Updated March 18, 2009
ACORN to Play Role in 2010 Census
, FOXNews.com
The U.S. Census Bureau is working with several national organizations to help recruit 1.4 million workers to produce the country's 2010 census, including one with a history of voter fraud charges: ACORN.
The U.S. Census is supposed to be free of politics, but one group with a history of voter fraud, ACORN, is participating in next year's count, raising concerns about the politicization of the decennial survey.
The Association of Community Organizations for Reform Now signed on as a national partner with the U.S. Census Bureau in February 2009 to assist with the recruitment of the 1.4 million temporary workers needed to go door-to-door to count every person in the United States -- currently believed to be more than 306 million people.
A U.S. Census "sell sheet," an advertisement used to recruit national partners, says partnerships with groups like ACORN "play an important role in making the 2010 Census successful," including by "help[ing] recruit census workers."
The bureau is currently employing help from more than 250 national partners, including TARGET and the National Association for the Advancement of Colored People (NAACP), to assist in the hiring effort.
But ACORN's partnership with the 2010 Census is worrisome to lawmakers who say past allegations of fraud should raise concerns about the organization.
"It's a concern, especially when you look at all the different charges of voter fraud. And it's not just the lawmakers' concern. It should be the concern of every citizen in the country," Rep. Lynn A. Westmoreland, R-Ga., vice ranking member of the subcommittee for the U.S. Census, told FOXNews.com. "We want an enumeration. We don't want to have any false numbers."
ACORN, which claims to be a non-partisan grassroots community organization of low- and moderate-income people, came under fire in 2007 when Washington State filed felony charges against several paid ACORN employees and supervisors for more than 1,700 fraudulent voter registrations. In March 2008, an ACORN worker in Pennsylvania was sentenced for making 29 phony voter registration forms. The group's activities were frequently questioned in the 2008 presidential election.
ACORN spokesman Scott Levenson told FOXNews.com that "ACORN as an organization has not been charged with any crime." He added that fears that the organization will unfairly influence the census are unfounded.
"It will be the Census Bureau that determines the role and scope of its 300 national partners.

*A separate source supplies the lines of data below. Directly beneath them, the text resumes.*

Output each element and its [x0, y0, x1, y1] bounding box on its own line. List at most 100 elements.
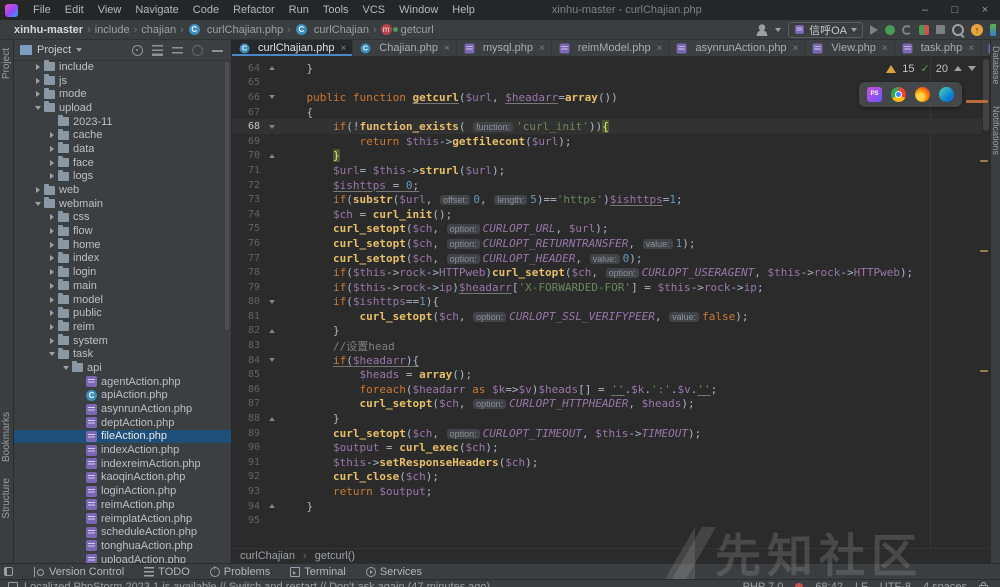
tree-item-system[interactable]: system — [14, 334, 231, 348]
fold-icon[interactable] — [264, 329, 280, 333]
code-editor[interactable]: 64 }6566 public function getcurl($url, $… — [232, 57, 982, 548]
line-number[interactable]: 76 — [232, 238, 264, 249]
tree-item-login[interactable]: login — [14, 265, 231, 279]
chrome-icon[interactable] — [891, 87, 906, 102]
tree-item-reim[interactable]: reim — [14, 320, 231, 334]
fold-icon[interactable] — [264, 66, 280, 70]
tool-todo[interactable]: TODO — [144, 566, 190, 578]
code-line-90[interactable]: 90 $output = curl_exec($ch); — [232, 440, 982, 455]
breadcrumb-getcurl[interactable]: mgetcurl — [379, 24, 436, 36]
close-icon[interactable]: × — [657, 43, 663, 54]
tree-item-task[interactable]: task — [14, 347, 231, 361]
line-number[interactable]: 68 — [232, 121, 264, 132]
fold-icon[interactable] — [264, 154, 280, 158]
expand-all-icon[interactable] — [152, 45, 163, 56]
menu-view[interactable]: View — [91, 0, 129, 20]
chevron-down-icon[interactable] — [775, 28, 781, 32]
scrollbar-warning-mark[interactable] — [980, 370, 988, 372]
line-number[interactable]: 79 — [232, 282, 264, 293]
tree-item-indexreimAction.php[interactable]: indexreimAction.php — [14, 457, 231, 471]
tree-item-home[interactable]: home — [14, 238, 231, 252]
hide-panel-icon[interactable] — [212, 45, 223, 56]
tab-index.php[interactable]: index.php× — [981, 40, 990, 56]
line-number[interactable]: 67 — [232, 107, 264, 118]
code-line-83[interactable]: 83 //设置head — [232, 338, 982, 353]
line-number[interactable]: 64 — [232, 63, 264, 74]
git-status-icon[interactable] — [795, 583, 803, 587]
tool-strip-structure[interactable]: Structure — [1, 478, 12, 519]
tree-item-model[interactable]: model — [14, 293, 231, 307]
breadcrumb-curlChajian.php[interactable]: CcurlChajian.php — [186, 24, 285, 36]
fold-icon[interactable] — [264, 95, 280, 99]
close-icon[interactable]: × — [340, 43, 346, 54]
tree-item-webmain[interactable]: webmain — [14, 197, 231, 211]
collapse-all-icon[interactable] — [172, 45, 183, 56]
line-number[interactable]: 80 — [232, 296, 264, 307]
prev-issue-icon[interactable] — [954, 66, 962, 71]
tree-scrollbar[interactable] — [225, 62, 229, 330]
fold-icon[interactable] — [264, 358, 280, 362]
line-number[interactable]: 91 — [232, 457, 264, 468]
tree-item-reimAction.php[interactable]: reimAction.php — [14, 498, 231, 512]
line-number[interactable]: 81 — [232, 311, 264, 322]
tree-item-scheduleAction.php[interactable]: scheduleAction.php — [14, 525, 231, 539]
scrollbar-warning-mark[interactable] — [980, 160, 988, 162]
breadcrumb-class[interactable]: curlChajian — [240, 550, 295, 562]
status-php-7.0[interactable]: PHP 7.0 — [743, 581, 784, 587]
line-number[interactable]: 77 — [232, 253, 264, 264]
gear-icon[interactable] — [192, 45, 203, 56]
tree-item-include[interactable]: include — [14, 60, 231, 74]
phpstorm-preview-icon[interactable]: PS — [867, 87, 882, 102]
tree-item-upload[interactable]: upload — [14, 101, 231, 115]
code-line-88[interactable]: 88 } — [232, 411, 982, 426]
code-line-85[interactable]: 85 $heads = array(); — [232, 367, 982, 382]
close-icon[interactable]: × — [444, 43, 450, 54]
line-number[interactable]: 89 — [232, 428, 264, 439]
code-line-92[interactable]: 92 curl_close($ch); — [232, 470, 982, 485]
line-number[interactable]: 86 — [232, 384, 264, 395]
code-line-82[interactable]: 82 } — [232, 324, 982, 339]
close-icon[interactable]: × — [539, 43, 545, 54]
tool-problems[interactable]: Problems — [210, 566, 270, 578]
search-icon[interactable] — [952, 24, 964, 36]
code-line-93[interactable]: 93 return $output; — [232, 484, 982, 499]
menu-refactor[interactable]: Refactor — [226, 0, 282, 20]
code-line-95[interactable]: 95 — [232, 513, 982, 528]
tree-item-index[interactable]: index — [14, 252, 231, 266]
stop-button[interactable] — [936, 25, 945, 34]
tab-reimModel.php[interactable]: reimModel.php× — [552, 40, 670, 56]
code-line-69[interactable]: 69 return $this->getfilecont($url); — [232, 134, 982, 149]
close-icon[interactable]: × — [968, 43, 974, 54]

ACORN is committed to a fair and accurate count," Levenson said.
The census is an official count of the country's population mandated by the U.S. Constitution. It is used to determine distribution of taxpayer money through grants and appropriations and the apportionment of the 435 seats in the House of Representatives. Every U.S. household unit, including those occupied by non-citizens and illegal immigrants, must be counted.
Westmoreland and Rep. Jason Chaffetz, R-Utah, a member of the House census subcommittee, said the panel has held hearings to make sure the penalties for census takers committing fraud are clearly defined.
"I feel fairly confident that the penalties for an individual manipulating the count are pretty severe," Chaffetz said. The penalty for any fraudulent activity can be up to five years in jail.
Westmoreland said he hopes the Census Bureau will maintain its measures to ensure an accurate report.
"I feel comfortable right now with the people at the census department that they're going to put forth their best effort to have a fair count," he said.
The U.S. Census Bureau has refuted any suggestions that ACORN or any other groups will fraudulently and unduly influence the results of the census.
"The Census (Bureau) is a nonpartisan, non-political agency and we're very dedicated to an accurate account," bureau spokesman Stephen Buckner told FOXNews.com. "We have a lot of quality controls in place to keep any kind of systemic error or fraudulent behavior to affect the counts."
Buckner said the bureau received an overwhelming number of qualified applicants -- more than 1 million -- for the 140,000 census taker jobs filled to complete the first phase of the effort. Each applicant, he said, must take a basic skills exam, which includes reading a map and entering data into a handheld computer. Applicants are also subject to an FBI background check, he said.
But Buckner acknowledged that it is difficult to track an applicant's political background.
"I have no way of tracking any of that information," he said. "If somebody comes in to a position with a political agenda and their work exhibits that, there are rules against that," he said.
Buckner stressed the need for organizations like ACORN to assist in the effort, saying that "any group that has a grassroots organization that can help get the word out that we have jobs" is helpful.
In 2000, the U.S. Census Bureau had 140,000 partnerships from "national organizations to local and community organizations to elected officials," he said. "The list is as broad as the phone book."